Bupati Nonaktif Mamberamo Tengah Segera Diadili

Juru bicara bidang penindakan KPK Ali Fikri. Foto: Medcom.id/Fachri

Bupati Nonaktif Mamberamo Tengah Segera Diadili

Candra Yuri Nuralam • 20 June 2023 15:07

Jakarta: Komisi Pemberantasan Korupsi (KPK) merampungkan berkas Bupati nonaktif Mamberamo Tengah Ricky Ham Pagawak. Dia bakal diadili dalam tiga kasus tindak pidana rasuah.
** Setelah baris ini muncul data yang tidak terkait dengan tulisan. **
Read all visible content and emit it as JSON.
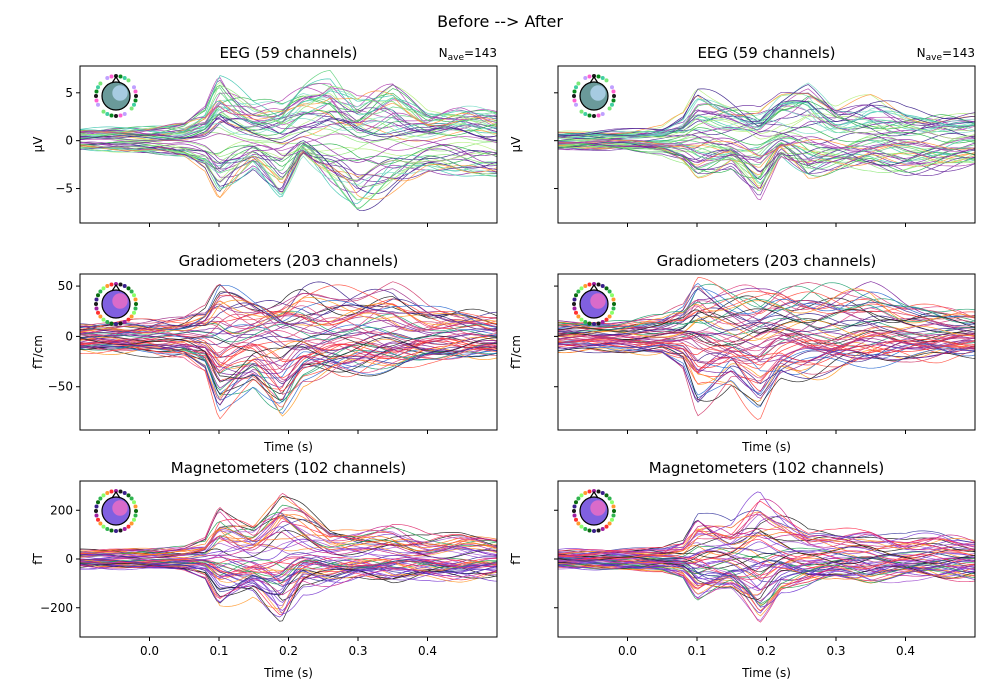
{
  "figure": {
    "suptitle": "Before --> After"
  },
  "chart_data": [
    {
      "type": "line",
      "col": "Before",
      "title": "EEG (59 channels)",
      "nave_label": "N",
      "nave_sub": "ave",
      "nave_value": "=143",
      "ylabel": "µV",
      "xlabel": "",
      "xlim": [
        -0.1,
        0.5
      ],
      "ylim": [
        -8.6,
        7.8
      ],
      "yticks": [
        -5,
        0,
        5
      ],
      "ytick_labels": [
        "−5",
        "0",
        "5"
      ],
      "xticks": [
        0.0,
        0.1,
        0.2,
        0.3,
        0.4
      ],
      "xtick_labels": [],
      "n_channels": 59,
      "palette": [
        "#3a1f8a",
        "#6a2fa0",
        "#8c2aa5",
        "#b040b0",
        "#5dd07c",
        "#8fe87a",
        "#b7ef7e",
        "#40c6b0",
        "#7adcc6",
        "#2fb44f",
        "#ff9a3c"
      ],
      "envelope": {
        "x": [
          -0.1,
          0.0,
          0.05,
          0.08,
          0.1,
          0.15,
          0.19,
          0.22,
          0.26,
          0.3,
          0.35,
          0.4,
          0.45,
          0.5
        ],
        "max": [
          1.2,
          1.5,
          1.7,
          3.2,
          6.8,
          4.0,
          3.5,
          6.0,
          7.0,
          4.2,
          5.5,
          3.0,
          3.5,
          3.0
        ],
        "min": [
          -1.0,
          -1.3,
          -1.8,
          -3.0,
          -6.0,
          -2.8,
          -6.5,
          -1.0,
          -4.5,
          -7.5,
          -5.0,
          -3.5,
          -4.0,
          -4.2
        ]
      }
    },
    {
      "type": "line",
      "col": "After",
      "title": "EEG (59 channels)",
      "nave_label": "N",
      "nave_sub": "ave",
      "nave_value": "=143",
      "ylabel": "µV",
      "xlabel": "",
      "xlim": [
        -0.1,
        0.5
      ],
      "ylim": [
        -8.6,
        7.8
      ],
      "yticks": [
        -5,
        0,
        5
      ],
      "ytick_labels": [],
      "xticks": [
        0.0,
        0.1,
        0.2,
        0.3,
        0.4
      ],
      "xtick_labels": [],
      "n_channels": 59,
      "palette": [
        "#3a1f8a",
        "#6a2fa0",
        "#8c2aa5",
        "#b040b0",
        "#5dd07c",
        "#8fe87a",
        "#b7ef7e",
        "#40c6b0",
        "#7adcc6",
        "#2fb44f",
        "#ff9a3c"
      ],
      "envelope": {
        "x": [
          -0.1,
          0.0,
          0.05,
          0.08,
          0.1,
          0.15,
          0.19,
          0.22,
          0.26,
          0.3,
          0.35,
          0.4,
          0.45,
          0.5
        ],
        "max": [
          1.0,
          1.2,
          1.5,
          2.8,
          5.5,
          4.5,
          3.5,
          6.2,
          7.0,
          4.0,
          4.5,
          3.2,
          3.5,
          3.0
        ],
        "min": [
          -1.0,
          -1.0,
          -1.5,
          -2.5,
          -4.0,
          -3.0,
          -7.3,
          -1.5,
          -4.0,
          -3.5,
          -3.0,
          -3.5,
          -3.5,
          -2.8
        ]
      }
    },
    {
      "type": "line",
      "col": "Before",
      "title": "Gradiometers (203 channels)",
      "ylabel": "fT/cm",
      "xlabel": "Time (s)",
      "xlim": [
        -0.1,
        0.5
      ],
      "ylim": [
        -93,
        62
      ],
      "yticks": [
        -50,
        0,
        50
      ],
      "ytick_labels": [
        "−50",
        "0",
        "50"
      ],
      "xticks": [
        0.0,
        0.1,
        0.2,
        0.3,
        0.4
      ],
      "xtick_labels": [],
      "n_channels": 203,
      "palette": [
        "#1a1a1a",
        "#3a1f8a",
        "#7a1f9a",
        "#a0308a",
        "#d03a6a",
        "#ff3030",
        "#ff5040",
        "#e04080",
        "#ff9a20",
        "#20a070",
        "#2a6ad0"
      ],
      "envelope": {
        "x": [
          -0.1,
          0.0,
          0.05,
          0.08,
          0.1,
          0.15,
          0.19,
          0.22,
          0.26,
          0.3,
          0.35,
          0.4,
          0.45,
          0.5
        ],
        "max": [
          15,
          18,
          20,
          30,
          55,
          45,
          40,
          55,
          52,
          50,
          55,
          35,
          30,
          25
        ],
        "min": [
          -15,
          -18,
          -20,
          -35,
          -85,
          -50,
          -85,
          -45,
          -40,
          -35,
          -30,
          -25,
          -25,
          -20
        ]
      }
    },
    {
      "type": "line",
      "col": "After",
      "title": "Gradiometers (203 channels)",
      "ylabel": "fT/cm",
      "xlabel": "Time (s)",
      "xlim": [
        -0.1,
        0.5
      ],
      "ylim": [
        -93,
        62
      ],
      "yticks": [
        -50,
        0,
        50
      ],
      "ytick_labels": [],
      "xticks": [
        0.0,
        0.1,
        0.2,
        0.3,
        0.4
      ],
      "xtick_labels": [],
      "n_channels": 203,
      "palette": [
        "#1a1a1a",
        "#3a1f8a",
        "#7a1f9a",
        "#a0308a",
        "#d03a6a",
        "#ff3030",
        "#ff5040",
        "#e04080",
        "#ff9a20",
        "#20a070",
        "#2a6ad0"
      ],
      "envelope": {
        "x": [
          -0.1,
          0.0,
          0.05,
          0.08,
          0.1,
          0.15,
          0.19,
          0.22,
          0.26,
          0.3,
          0.35,
          0.4,
          0.45,
          0.5
        ],
        "max": [
          15,
          18,
          20,
          30,
          55,
          45,
          40,
          50,
          52,
          50,
          50,
          35,
          30,
          25
        ],
        "min": [
          -15,
          -18,
          -20,
          -35,
          -80,
          -50,
          -85,
          -45,
          -40,
          -35,
          -30,
          -25,
          -25,
          -20
        ]
      }
    },
    {
      "type": "line",
      "col": "Before",
      "title": "Magnetometers (102 channels)",
      "ylabel": "fT",
      "xlabel": "Time (s)",
      "xlim": [
        -0.1,
        0.5
      ],
      "ylim": [
        -320,
        320
      ],
      "yticks": [
        -200,
        0,
        200
      ],
      "ytick_labels": [
        "−200",
        "0",
        "200"
      ],
      "xticks": [
        0.0,
        0.1,
        0.2,
        0.3,
        0.4
      ],
      "xtick_labels": [
        "0.0",
        "0.1",
        "0.2",
        "0.3",
        "0.4"
      ],
      "n_channels": 102,
      "palette": [
        "#1a1a1a",
        "#3a3aa0",
        "#7a3ad0",
        "#a050d0",
        "#c8208a",
        "#ff3050",
        "#ff7a20",
        "#ff9a30",
        "#20a050",
        "#e03070",
        "#6a2fd0"
      ],
      "envelope": {
        "x": [
          -0.1,
          0.0,
          0.05,
          0.08,
          0.1,
          0.15,
          0.19,
          0.22,
          0.26,
          0.3,
          0.35,
          0.4,
          0.45,
          0.5
        ],
        "max": [
          40,
          45,
          50,
          80,
          210,
          150,
          290,
          240,
          130,
          120,
          140,
          100,
          110,
          90
        ],
        "min": [
          -40,
          -45,
          -50,
          -80,
          -200,
          -150,
          -290,
          -120,
          -110,
          -80,
          -100,
          -80,
          -90,
          -80
        ]
      }
    },
    {
      "type": "line",
      "col": "After",
      "title": "Magnetometers (102 channels)",
      "ylabel": "fT",
      "xlabel": "Time (s)",
      "xlim": [
        -0.1,
        0.5
      ],
      "ylim": [
        -320,
        320
      ],
      "yticks": [
        -200,
        0,
        200
      ],
      "ytick_labels": [],
      "xticks": [
        0.0,
        0.1,
        0.2,
        0.3,
        0.4
      ],
      "xtick_labels": [
        "0.0",
        "0.1",
        "0.2",
        "0.3",
        "0.4"
      ],
      "n_channels": 102,
      "palette": [
        "#1a1a1a",
        "#3a3aa0",
        "#7a3ad0",
        "#a050d0",
        "#c8208a",
        "#ff3050",
        "#ff7a20",
        "#ff9a30",
        "#20a050",
        "#e03070",
        "#6a2fd0"
      ],
      "envelope": {
        "x": [
          -0.1,
          0.0,
          0.05,
          0.08,
          0.1,
          0.15,
          0.19,
          0.22,
          0.26,
          0.3,
          0.35,
          0.4,
          0.45,
          0.5
        ],
        "max": [
          40,
          45,
          50,
          80,
          200,
          150,
          290,
          240,
          130,
          120,
          140,
          100,
          110,
          90
        ],
        "min": [
          -40,
          -45,
          -50,
          -80,
          -190,
          -150,
          -270,
          -120,
          -110,
          -80,
          -100,
          -80,
          -90,
          -80
        ]
      }
    }
  ]
}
"Telah selesai penyerahan tersangka dan barang bukti dari penyidik kepada tim jaksa KPK dalam perkara dugaan korupsi suap, gratifikasi dan TPPU (tindak pidana pencucian uang) tersangka RHP (Ricky Ham Pagawak), Bupati Mamberamo Tengah, Papua," kata juru bicara bidang penindakan KPK Ali Fikri melalui keterangan tertulis, Selasa, 20 Juni 2023.

Ricky bakal ditahan lagi selama 20 hari sampai 19 Juli 2023. Upaya paksa itu menjadi tanggung jawab tim jaksa KPK.

Saat ini, jaksa bakal menyusun dakwaan Ricky. Dokumen itu ditargetkan rampung dalam waktu 14 hari kerja.

"Kami pastikan jaksa KPK telah limpahkan perkara tersebut ke pengadilan tipikor (tindak pidana korupsi) untuk segera disidang," ucap Ali.

Ricky diduga telah menerima suap dan gratifikasi serta melakukan pencucian uang. Total duit panas yang telah dinikmati ditaksir mencapai Rp200 miliar.
 
Uang panas itu berkaitan dengan proyek pembangunan infrastruktur di Pemkab Mamberamo Tengah. Ricky tercatat cawe-cawe dalam pembangunan infrastruktur selama menjabat sebagai bupati dua periode.
 
Dia diduga menyalahgunakan kewenangannya menentukan sendiri kontraktor yang mengerjakan proyek di sana. Nilai pembangunannya diketahui mencapai belasan miliar rupiah.
 
Setidaknya, ada tiga pihak swasta yang diduga memberikan suap ke Ricky. Mereka yakni Direktur Utama PT Bina Karya Raya Siman Pampang, Direktur PT Bumi Abadi Perkasa Jusiendra Pribadi Pampang dan Direktur PT Solata Sukses Membangun Marten Toding.
 
Ricky juga diduga memerintahkan pejabat di Dinas Pekerjaan Umum untuk mengondisikan proyek yang diinginkan tiga orang tersebut. Jusiendra diduga mendapatkan 18 pekerjaan paket senilai Rp217,7 miliar.
 
Sementara itu, Siman diduga mendapatkan enam paket proyek senilai Rp179,4 miliar. Dan Marten cuma mendapatkan tiga paket senilai Rp9,4 miliar.
 
Ricky juga diduga menerima banyak gratifikasi dari berbagai pihak. KPK enggan memerinci identitas dan maksud pemberian uang panas tersebut.